Fr. Bill Carroll – The Sixth Sunday of Easter, May 22, 2022

In the Name of the Father, and of the Son, and of the Holy Spirit.  Amen.

Jesus said, “Those who love me will keep my word, and my Father will love them, and we will come to them and make our home with them.”  Jesus is the healer of the nations–and the true desire of every human heart.  Oh, how we long for his presence with us–and for the gift of his peace.  Oh, how we long for the Holy Spirit–Advocate, Comforter, and Guide.

As we will sing in our concluding hymn this morning:  “Come, Holy Spirit, heavenly Dove, with all thy quickening powers,/come shed abroad the Savior’s love, and that shall kindle ours.”  Or, as we sing in another beloved hymn:

Abide with me, fast falls the eventide.

The darkness deepens; Lord with me abide.

When other helpers fail and comforts flee,

Help of the helpless, O abide with me.


A long time ago in a parish far, far away, a wise, old priest came to work with our choir and music leaders.  Over dinner and a long drive from the airport, he and I had plenty of time to talk.  My friend had lived through many of the changes of the 1960’s and 70’s, including a new Prayer Book, the ordination of women, and several other dramatic changes in Church and society.

One of the gifts that he gave me was a renewed appreciation for the Rite One liturgy—for the traditional, Elizabethan language that we use at our 8 o’clock service.  My friend was honest that he hadn’t always loved this service.  As a young man, he had fought so hard for the NEW Prayer Book.  But he said that he had recently served as an interim rector in a neighboring diocese, in a parish that still used the 1928 Prayer Book.

And this experience changed his mind about Rite One.  It opened his eyes to the enduring value of the traditional liturgy—a service filled with affection for God’s “fatherly goodness.”  The language of divine fatherhood has become problematic for many people.  Even if we appreciate what it meant to Jesus and even if it’s part of our personal piety (my friend said), God as Abba, Father has become less central to the Church’s public prayer.  

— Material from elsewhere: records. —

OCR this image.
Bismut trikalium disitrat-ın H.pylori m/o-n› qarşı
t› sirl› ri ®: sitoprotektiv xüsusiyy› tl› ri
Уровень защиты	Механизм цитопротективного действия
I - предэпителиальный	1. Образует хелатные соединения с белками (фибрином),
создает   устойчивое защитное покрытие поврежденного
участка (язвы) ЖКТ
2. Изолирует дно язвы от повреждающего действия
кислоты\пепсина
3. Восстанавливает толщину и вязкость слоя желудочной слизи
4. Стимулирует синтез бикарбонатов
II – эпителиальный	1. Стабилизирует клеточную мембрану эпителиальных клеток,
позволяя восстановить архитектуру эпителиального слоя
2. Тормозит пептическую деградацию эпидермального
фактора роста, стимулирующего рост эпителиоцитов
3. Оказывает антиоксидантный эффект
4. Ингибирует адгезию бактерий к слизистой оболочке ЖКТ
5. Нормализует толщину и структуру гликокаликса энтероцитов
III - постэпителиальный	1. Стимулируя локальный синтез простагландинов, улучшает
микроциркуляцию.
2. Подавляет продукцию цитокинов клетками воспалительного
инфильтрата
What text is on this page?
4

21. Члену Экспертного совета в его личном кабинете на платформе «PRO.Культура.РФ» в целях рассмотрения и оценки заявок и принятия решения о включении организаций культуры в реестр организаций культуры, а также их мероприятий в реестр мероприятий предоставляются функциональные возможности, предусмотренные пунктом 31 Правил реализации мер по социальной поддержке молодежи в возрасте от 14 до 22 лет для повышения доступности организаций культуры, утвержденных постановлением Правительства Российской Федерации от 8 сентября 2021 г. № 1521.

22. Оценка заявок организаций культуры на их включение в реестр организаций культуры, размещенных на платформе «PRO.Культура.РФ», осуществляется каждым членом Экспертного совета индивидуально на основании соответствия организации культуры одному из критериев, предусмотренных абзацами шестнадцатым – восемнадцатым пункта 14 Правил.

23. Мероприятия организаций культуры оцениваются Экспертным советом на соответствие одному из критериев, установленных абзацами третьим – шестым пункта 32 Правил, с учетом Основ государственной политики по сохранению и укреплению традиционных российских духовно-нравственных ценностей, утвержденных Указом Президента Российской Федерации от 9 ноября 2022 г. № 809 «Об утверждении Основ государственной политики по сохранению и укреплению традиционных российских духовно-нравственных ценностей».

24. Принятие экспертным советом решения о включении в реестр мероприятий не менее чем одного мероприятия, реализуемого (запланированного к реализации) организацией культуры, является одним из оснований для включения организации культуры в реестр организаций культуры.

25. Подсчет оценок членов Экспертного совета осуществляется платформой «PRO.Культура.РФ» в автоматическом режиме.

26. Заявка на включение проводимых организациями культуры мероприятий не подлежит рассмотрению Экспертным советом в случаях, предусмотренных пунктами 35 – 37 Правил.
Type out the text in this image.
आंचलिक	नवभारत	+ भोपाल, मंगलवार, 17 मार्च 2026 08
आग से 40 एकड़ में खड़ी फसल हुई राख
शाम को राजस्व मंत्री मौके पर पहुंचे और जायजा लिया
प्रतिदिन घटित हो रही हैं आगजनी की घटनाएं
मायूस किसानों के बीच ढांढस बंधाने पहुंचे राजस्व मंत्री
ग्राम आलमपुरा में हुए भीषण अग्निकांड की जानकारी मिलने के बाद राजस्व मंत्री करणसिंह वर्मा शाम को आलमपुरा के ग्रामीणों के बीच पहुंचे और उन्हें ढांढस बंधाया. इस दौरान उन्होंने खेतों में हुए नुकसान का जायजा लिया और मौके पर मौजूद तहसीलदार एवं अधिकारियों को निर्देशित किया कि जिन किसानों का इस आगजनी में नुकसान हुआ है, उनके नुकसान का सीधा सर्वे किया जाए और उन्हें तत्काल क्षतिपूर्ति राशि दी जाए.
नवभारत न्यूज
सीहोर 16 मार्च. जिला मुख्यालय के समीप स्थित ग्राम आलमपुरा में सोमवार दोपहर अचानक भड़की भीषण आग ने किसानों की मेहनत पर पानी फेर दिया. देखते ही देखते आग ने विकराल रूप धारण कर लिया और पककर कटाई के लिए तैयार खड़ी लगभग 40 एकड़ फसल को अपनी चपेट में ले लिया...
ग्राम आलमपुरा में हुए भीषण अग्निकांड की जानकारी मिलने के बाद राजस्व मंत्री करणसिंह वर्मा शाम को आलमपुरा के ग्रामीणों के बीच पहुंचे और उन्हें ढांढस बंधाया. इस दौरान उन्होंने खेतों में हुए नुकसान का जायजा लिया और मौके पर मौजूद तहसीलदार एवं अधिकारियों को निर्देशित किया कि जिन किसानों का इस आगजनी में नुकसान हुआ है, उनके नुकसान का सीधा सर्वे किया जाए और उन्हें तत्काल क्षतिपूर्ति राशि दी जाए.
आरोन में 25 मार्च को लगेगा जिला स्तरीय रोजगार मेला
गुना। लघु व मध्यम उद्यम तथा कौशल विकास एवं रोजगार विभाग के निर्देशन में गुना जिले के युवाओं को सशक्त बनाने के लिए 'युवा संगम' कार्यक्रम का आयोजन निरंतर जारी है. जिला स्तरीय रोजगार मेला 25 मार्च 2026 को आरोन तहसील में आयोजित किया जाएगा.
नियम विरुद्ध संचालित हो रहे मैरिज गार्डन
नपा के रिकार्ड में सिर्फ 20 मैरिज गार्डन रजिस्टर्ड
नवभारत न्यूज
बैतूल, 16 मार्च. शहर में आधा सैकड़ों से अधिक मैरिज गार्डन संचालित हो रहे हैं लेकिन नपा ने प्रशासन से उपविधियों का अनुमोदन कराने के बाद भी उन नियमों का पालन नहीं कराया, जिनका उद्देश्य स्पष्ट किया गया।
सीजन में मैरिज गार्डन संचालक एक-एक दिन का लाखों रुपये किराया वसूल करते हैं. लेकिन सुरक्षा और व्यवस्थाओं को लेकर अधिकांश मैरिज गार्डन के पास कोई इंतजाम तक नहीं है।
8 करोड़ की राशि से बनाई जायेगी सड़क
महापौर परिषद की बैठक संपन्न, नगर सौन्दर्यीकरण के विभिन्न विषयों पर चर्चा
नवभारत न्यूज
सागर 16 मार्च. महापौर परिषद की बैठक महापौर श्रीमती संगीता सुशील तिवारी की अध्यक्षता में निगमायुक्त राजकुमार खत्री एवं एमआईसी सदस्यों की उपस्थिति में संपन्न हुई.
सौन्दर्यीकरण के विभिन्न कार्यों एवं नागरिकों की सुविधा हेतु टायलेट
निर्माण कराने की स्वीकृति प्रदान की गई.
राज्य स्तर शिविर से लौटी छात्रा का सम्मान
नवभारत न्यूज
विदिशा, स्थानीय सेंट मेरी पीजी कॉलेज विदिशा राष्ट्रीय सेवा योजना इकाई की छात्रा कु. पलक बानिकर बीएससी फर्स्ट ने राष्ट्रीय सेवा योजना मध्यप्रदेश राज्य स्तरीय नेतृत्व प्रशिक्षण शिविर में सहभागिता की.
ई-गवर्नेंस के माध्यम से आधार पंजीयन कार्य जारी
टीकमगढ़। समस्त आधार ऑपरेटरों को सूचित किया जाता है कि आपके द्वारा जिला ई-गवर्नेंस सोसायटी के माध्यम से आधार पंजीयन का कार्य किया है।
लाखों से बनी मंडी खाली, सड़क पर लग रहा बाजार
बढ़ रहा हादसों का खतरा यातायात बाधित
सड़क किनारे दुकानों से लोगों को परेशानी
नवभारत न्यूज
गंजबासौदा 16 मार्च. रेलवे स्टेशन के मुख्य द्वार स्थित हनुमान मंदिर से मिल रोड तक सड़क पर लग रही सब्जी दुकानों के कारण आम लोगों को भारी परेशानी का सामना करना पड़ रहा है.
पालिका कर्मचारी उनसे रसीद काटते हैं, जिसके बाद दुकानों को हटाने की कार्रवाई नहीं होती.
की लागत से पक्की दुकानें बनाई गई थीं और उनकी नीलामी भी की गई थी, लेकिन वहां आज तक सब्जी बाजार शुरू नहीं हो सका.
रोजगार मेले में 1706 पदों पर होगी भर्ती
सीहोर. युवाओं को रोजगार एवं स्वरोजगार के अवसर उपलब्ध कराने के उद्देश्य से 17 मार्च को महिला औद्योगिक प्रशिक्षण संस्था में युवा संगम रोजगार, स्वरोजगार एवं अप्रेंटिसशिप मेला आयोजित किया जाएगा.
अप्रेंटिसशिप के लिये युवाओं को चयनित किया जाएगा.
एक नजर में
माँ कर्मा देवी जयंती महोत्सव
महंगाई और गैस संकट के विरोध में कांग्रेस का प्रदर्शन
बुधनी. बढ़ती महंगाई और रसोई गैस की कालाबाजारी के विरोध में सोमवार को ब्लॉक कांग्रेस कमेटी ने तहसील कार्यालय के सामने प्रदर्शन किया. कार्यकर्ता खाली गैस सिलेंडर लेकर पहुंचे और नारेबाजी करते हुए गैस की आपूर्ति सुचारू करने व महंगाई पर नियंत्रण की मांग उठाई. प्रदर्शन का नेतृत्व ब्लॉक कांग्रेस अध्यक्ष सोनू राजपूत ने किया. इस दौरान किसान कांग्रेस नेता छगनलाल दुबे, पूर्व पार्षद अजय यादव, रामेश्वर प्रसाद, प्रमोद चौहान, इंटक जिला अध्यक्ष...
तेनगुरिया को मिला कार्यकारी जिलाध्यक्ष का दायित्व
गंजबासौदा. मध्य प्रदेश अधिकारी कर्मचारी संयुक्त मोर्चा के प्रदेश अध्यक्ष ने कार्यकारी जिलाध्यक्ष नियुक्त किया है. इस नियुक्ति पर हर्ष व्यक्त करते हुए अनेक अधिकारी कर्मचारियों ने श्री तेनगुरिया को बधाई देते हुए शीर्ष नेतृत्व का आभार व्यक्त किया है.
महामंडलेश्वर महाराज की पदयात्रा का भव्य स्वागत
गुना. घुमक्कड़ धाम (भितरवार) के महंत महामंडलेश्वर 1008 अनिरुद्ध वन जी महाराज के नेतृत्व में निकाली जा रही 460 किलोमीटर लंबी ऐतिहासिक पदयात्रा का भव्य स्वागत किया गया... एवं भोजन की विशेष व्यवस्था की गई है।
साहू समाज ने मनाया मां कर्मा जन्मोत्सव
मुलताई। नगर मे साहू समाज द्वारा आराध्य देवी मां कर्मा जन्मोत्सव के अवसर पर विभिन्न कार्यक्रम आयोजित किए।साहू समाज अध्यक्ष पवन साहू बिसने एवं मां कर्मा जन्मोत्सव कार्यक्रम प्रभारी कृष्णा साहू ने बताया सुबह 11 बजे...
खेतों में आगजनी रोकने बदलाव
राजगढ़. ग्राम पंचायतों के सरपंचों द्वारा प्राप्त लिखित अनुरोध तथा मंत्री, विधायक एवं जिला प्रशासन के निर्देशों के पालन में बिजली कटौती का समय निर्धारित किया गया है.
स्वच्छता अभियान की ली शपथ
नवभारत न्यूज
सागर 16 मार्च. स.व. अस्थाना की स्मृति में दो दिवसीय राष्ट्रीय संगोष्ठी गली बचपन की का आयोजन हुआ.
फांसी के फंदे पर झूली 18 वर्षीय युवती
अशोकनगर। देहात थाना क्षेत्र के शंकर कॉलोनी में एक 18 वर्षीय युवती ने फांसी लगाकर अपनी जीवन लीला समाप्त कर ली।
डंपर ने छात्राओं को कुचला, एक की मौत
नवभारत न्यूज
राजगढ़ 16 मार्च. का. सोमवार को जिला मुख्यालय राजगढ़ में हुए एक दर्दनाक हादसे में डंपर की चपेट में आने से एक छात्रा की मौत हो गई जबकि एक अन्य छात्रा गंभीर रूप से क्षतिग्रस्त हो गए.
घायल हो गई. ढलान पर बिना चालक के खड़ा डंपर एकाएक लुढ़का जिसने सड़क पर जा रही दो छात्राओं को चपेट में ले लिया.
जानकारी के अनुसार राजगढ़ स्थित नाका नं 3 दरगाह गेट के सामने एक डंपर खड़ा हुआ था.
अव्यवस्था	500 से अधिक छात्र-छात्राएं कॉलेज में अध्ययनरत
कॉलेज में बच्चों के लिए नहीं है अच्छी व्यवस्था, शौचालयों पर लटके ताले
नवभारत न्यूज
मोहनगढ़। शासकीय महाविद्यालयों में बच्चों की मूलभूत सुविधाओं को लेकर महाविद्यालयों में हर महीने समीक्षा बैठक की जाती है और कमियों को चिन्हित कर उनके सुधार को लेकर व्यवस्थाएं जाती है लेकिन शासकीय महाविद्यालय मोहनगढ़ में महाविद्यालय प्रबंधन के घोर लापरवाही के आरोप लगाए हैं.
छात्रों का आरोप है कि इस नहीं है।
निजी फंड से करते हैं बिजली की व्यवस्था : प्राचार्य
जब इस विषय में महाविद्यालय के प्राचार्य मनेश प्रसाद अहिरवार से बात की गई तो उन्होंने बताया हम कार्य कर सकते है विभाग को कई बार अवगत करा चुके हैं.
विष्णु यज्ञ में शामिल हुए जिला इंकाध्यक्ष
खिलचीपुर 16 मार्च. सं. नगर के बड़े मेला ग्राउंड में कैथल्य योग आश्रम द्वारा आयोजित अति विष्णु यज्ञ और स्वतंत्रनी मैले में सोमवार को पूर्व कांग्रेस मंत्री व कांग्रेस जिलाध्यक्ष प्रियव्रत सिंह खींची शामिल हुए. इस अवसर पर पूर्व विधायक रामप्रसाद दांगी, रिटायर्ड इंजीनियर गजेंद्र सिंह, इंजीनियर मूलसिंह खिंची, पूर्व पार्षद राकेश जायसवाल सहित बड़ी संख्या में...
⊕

I can feel both sides of this argument.  One of my most beloved professors was a feminist nun, and, throughout my ministry, I have tried to take her concerns to heart.  At the same time, though, as she herself did, I have tried to stay loyal to the vision and way of Jesus.  And his central image for God is the loving Father, beyond all domination and violence.  But Jesus himself also uses feminine images for God.  Just a few weeks ago, we heard one of these, the mother hen.  

As I have said to many of you, my personal preference is for the traditional liturgy.  When I’m on vacation, I usually go to a small, Anglo-Catholic parish in San Diego, and attend their Rite One Low Mass.  But I also love the other, more contemporary prayers in our Prayer Book, and have even been known to use the trial liturgies, which experiment with expansive language, drawing on the full range of biblical images for God.

The language of the old Prayer Book presents additional obstacles for many of us.  Some of the words have changed meaning over time–or even disappeared from our language.  We need to be able to pray to God in our ordinary, everyday language.  But there are treasures in the traditional service that we lose at our peril.  Take, for example, the following words, near the end of the Eucharistic prayer:

And here we offer and present unto thee, O Lord, our selves, our souls and bodies, to be a reasonable, holy, and living sacrifice unto thee; humbly beseeching thee that we, and all others who shall be partakers of this Holy Communion, may worthily receive the most precious Body and Blood of thy Son Jesus Christ, be filled with thy grace and heavenly benediction, and made one body with him, that he may dwell in us, and we in him.

I love all of this, but today I’d like to focus on the very last part, “that he may dwell in us and we in him.”

This is a prayer of total self-offering to God, in and with Christ crucified.  The Eucharist doesn’t just change the bread and the wine; it changes us.  More specifically, it is a prayer for what is  called the mutual indwelling of Jesus and his Church—for what the Greek Fathers call perichoresis.  That word refers to the way in which each of the three persons of the Trinity has its home within the other two–and within each of us.  (The Father, the Son, and the Holy Spirit—they live inside each other.  They live inside us.)  Perichoresis has to do with a divine community so completely one that each person lives in and from and for all the others.  

More on that on Trinity Sunday.  But the important point is this:  through Jesus Christ and the Holy Spirit, God’s own life opens up to include us in God’s embrace.  This language is drawn from the Gospel of John, where every person is said to live inside every other–and each person abides in us, as we are renewed in the image of God.  In today’s Gospel, for example, Jesus promises that he and his Father will “come and make their home in us,” through the gift of the Spirit of love.  Because God is good, God withholds no good gift from God’s children.  Out of pure generosity, God lives in us and shares the full extent of God’s love.  And the peace of God, who is the Holy Spirit, gives us grace and power to follow in the steps of Jesus.  

The Spirit makes us into God’s Temple–a Temple built with living stones, so that we may come to embody God’s presence, peace and love among the peoples of the earth.  This is a gift that we can only receive with open hearts and open hands. It is the gift of God’s own life poured out–with nothing held back.  This gift is pressed down and running over.  It is poured out, beyond measure in Jesus.  For he is the Bread of Life.  The Holy Spirit is Christ’s own mercy flowing.  It is his own love abiding freely, without partiality—without condition or price.  

That’s what it’s all about:  Jesus living in us…and we, in him.